Note: The spiritual discipline of silence – practiced to greater or lesser degrees – is of biblical origin and has been enjoined by “all writers on the spiritual life.” One wonders, then, why it seems such an odd, foreign, and difficult practice today. It casts the character of noise in a sad and sinful light, or at least emphasizes how detrimental to spiritual growth noise is. The older I’ve gotten, the more of a fan of silence I’ve become. And here’s something I’ve learned: it really is easy to create an envelope of silence to live in (don’t turn on the radio or start the video; stand aside from the pointless nattering chit-chat where people gather; seek out quieter places); what is really hard is dealing with the constant running commentary in one’s own head.
Quote:
“All writers on the spiritual life uniformly recommend, nay, command under penalty of total failure, the practice of silence. And yet, despite this there is perhaps no rule for spiritual advancement more inveighed against, by those who have not even mastered its rudiments, than that of silence. Even under the old Dispensation its value was known, taught, and practised. Holy Scripture warns us of the perils of the tongue, as “Death and life are in the power of the tongue” (Proverbs 18:21). Nor is this advice less insisted on in the New Testament; witness: “If any man offend not in word, the same is a perfect man” (St. James 3:2 sq.). The same doctrine is inculcated in innumerable other places of the inspired writings.

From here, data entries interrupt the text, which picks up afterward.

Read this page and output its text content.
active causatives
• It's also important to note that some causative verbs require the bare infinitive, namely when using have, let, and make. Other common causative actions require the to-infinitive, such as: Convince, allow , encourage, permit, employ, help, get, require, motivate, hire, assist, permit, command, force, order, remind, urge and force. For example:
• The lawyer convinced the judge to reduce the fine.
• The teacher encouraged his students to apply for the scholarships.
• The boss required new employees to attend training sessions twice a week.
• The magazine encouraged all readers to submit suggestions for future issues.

“Silence may be viewed from a threefold standpoint:
- As an aid to the practice of good, for we keep silence with man, in order the better to speak with God, because an unguarded tongue dissipates the soul, rendering the mind almost, if not quite, incapable of prayer. The mere abstaining from speech, without this purpose, would be that “idle silence” which St. Ambrose so strongly condemns.
- As a preventative of evil. Seneca, quoted by Thomas à Kempis complains that “As often as I have been amongst men, I have returned less a man” (Imitation, Book I, c. 20).
- The practice of silence involves much self-denial and restraint, and is therefore a wholesome penance, and as such is needed by all.
“From the foregoing it will be readily understood why all founders of religious orders and congregations, even those devoted to the service of the poor, the infirm, the ignorant, and other external works, have insisted on this, more or less severely according to the nature of their occupations, as one of the essential rules of their institutes.”